There’s been no shortage of incredible music documentaries in recent years, but few have proved as affecting as Taylor Swift’s Netflix film, Miss Americana.
The documentary, available on the streaming service now, takes you behind the Taylor Nation curtain in both expected (she likes cats!) and unexpected (she’d never eaten a burrito until recently!) ways. The insight into Swift’s songwriting process is fascinating, while some of the revelations about the fame game are eye-opening, even for those of us with knowledge of the rules.
Swift speaks with trademark frankness about the pressures of being in the public eye, not just over her appearance, but also in terms of her compliance with industry expectations, chiming with her revelatory comments in her recent Music Week cover story. If even the biggest star on the planet feels pressured to do – or not do – certain things, to the detriment of their well-being, then the industry surely needs to learn from that.
The scene where Taylor Swift cries over a lack of Grammy nominations should give even professional cynics pause for thought
Swift's travails with her former record label and her issues with Scooter Braun's deal to buy her back catalogue are now well-documented. But here, she talks in more general terms of the pressure to “become the person that everybody wanted me to be”, and to always surpass her phenomenal previous success. The scene where she cries over a lack of Grammy nominations for Reputation before vowing, “I just need to make a better record”, should give even professional cynics pause for thought. (The end result was, of course, the brilliant Lover, so all's well that ends even better)

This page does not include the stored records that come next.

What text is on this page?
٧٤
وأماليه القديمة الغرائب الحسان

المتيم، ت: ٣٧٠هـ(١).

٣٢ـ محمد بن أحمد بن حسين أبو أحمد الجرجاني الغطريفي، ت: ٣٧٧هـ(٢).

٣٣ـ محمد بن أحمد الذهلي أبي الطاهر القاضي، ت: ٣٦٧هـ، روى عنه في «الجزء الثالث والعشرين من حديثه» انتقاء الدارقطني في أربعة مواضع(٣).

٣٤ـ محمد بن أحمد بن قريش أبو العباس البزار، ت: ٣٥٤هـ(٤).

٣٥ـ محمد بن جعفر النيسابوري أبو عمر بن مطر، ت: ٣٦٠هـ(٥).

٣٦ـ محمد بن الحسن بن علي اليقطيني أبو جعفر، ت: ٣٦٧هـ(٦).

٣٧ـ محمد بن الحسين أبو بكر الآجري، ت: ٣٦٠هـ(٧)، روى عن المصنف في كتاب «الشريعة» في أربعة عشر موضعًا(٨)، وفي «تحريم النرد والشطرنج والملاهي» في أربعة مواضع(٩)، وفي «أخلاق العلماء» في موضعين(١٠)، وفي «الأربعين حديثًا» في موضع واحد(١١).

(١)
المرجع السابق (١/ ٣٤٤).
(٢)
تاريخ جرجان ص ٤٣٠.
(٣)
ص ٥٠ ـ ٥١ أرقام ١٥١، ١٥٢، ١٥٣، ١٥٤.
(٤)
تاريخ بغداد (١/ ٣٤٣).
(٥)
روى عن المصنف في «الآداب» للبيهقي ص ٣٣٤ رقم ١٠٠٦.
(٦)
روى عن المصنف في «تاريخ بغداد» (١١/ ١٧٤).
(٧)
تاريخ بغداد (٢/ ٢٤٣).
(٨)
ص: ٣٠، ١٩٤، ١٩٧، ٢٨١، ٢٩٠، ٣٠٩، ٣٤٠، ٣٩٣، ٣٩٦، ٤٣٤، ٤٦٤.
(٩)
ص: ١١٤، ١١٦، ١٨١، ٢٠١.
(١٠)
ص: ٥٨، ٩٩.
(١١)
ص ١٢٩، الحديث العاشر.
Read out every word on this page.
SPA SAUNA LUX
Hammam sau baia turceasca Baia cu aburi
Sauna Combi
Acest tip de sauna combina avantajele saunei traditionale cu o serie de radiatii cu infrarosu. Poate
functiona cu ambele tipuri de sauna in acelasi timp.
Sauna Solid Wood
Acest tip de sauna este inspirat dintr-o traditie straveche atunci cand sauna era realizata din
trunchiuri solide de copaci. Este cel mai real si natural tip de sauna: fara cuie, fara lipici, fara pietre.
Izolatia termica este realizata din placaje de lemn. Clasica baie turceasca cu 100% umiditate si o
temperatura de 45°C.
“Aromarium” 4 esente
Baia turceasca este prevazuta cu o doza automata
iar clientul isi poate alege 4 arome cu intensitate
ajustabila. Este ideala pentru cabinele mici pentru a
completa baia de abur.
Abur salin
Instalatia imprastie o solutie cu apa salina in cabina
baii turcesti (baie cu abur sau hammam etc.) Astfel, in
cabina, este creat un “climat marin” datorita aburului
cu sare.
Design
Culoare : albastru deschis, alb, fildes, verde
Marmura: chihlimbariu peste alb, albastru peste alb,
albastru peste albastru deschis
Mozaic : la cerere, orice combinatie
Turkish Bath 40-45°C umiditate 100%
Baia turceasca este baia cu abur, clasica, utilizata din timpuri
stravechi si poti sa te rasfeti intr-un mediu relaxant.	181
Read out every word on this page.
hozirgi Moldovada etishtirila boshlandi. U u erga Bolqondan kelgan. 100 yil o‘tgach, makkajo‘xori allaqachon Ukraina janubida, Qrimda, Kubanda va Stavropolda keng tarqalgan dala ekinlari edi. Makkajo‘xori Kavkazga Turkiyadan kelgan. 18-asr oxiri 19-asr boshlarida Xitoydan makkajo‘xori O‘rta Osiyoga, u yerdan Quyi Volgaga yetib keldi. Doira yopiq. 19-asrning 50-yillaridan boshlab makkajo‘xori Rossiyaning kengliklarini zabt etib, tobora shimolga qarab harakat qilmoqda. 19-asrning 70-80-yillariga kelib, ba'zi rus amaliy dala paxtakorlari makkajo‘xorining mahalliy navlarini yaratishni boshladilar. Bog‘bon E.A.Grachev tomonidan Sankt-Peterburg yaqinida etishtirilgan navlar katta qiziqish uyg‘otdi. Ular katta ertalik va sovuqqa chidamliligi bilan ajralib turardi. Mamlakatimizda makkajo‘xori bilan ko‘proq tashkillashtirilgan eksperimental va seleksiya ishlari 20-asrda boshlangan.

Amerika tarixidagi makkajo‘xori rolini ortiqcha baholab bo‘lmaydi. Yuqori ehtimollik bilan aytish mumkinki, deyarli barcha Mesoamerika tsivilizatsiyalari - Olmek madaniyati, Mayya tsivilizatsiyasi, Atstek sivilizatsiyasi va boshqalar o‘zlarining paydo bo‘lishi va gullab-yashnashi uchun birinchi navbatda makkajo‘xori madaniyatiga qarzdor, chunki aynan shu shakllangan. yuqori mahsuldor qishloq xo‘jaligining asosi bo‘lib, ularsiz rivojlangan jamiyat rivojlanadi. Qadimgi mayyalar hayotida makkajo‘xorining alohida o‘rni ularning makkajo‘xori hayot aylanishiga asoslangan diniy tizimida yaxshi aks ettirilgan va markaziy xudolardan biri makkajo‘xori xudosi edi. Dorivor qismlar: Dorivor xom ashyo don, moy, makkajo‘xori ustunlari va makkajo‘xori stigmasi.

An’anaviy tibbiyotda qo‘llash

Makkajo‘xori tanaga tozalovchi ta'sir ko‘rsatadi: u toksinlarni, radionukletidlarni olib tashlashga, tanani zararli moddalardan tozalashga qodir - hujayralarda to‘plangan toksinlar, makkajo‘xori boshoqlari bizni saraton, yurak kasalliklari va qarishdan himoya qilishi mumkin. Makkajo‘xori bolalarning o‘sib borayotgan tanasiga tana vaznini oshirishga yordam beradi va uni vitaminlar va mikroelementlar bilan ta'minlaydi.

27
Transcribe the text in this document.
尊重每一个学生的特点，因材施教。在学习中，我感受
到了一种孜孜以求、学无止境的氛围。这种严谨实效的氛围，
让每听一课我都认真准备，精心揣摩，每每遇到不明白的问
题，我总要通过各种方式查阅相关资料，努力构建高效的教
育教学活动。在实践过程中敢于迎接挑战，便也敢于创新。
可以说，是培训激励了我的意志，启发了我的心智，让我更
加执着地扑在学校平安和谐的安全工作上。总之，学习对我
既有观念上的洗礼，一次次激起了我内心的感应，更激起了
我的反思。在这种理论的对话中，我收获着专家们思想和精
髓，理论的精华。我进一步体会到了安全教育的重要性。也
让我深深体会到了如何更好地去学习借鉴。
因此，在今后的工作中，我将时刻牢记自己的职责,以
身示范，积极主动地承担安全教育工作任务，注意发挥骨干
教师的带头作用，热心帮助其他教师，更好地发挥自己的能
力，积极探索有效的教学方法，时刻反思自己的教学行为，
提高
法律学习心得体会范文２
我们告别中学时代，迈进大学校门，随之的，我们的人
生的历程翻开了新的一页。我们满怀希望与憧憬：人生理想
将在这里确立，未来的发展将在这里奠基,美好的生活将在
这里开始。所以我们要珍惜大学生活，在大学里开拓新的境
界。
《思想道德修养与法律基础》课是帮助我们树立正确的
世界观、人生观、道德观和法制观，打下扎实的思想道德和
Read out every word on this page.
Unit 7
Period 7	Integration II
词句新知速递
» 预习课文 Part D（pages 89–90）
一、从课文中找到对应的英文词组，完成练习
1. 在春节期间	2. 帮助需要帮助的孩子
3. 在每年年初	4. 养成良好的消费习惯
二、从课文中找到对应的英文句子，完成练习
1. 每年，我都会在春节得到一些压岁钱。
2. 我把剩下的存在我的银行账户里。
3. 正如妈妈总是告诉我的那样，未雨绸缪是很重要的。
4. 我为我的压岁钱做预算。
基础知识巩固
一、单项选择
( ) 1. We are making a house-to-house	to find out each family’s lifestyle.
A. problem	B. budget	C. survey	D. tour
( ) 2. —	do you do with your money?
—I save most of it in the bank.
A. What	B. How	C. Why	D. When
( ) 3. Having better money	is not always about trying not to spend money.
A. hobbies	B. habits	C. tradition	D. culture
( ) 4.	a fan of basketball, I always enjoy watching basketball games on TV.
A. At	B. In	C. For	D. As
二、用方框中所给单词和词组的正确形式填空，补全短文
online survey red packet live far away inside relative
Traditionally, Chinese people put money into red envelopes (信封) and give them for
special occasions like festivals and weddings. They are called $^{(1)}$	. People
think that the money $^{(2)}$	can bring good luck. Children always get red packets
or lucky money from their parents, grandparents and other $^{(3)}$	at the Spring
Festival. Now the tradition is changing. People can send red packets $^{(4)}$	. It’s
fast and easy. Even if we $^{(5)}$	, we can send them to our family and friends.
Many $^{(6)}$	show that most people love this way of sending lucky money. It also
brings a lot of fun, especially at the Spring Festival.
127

Meanwhile, the decision to include the scene where some well-meaning members of her team warn her of the possible commercial consequences of backing Democratic candidates shows that life is rarely as easy as it might look, even for pop megastars.
Thankfully, however, Swift comes through it all. And, indeed, the thing that stays with you the most is her sheer joy in the studio as songs such as Me! and The Man come together before her (and your) eyes.
For Swift, times like that clearly make the trickier moments worth putting up with. The challenge for the industry is to ensure that musicians, at all levels, enjoy more of that – and much less of the negativity.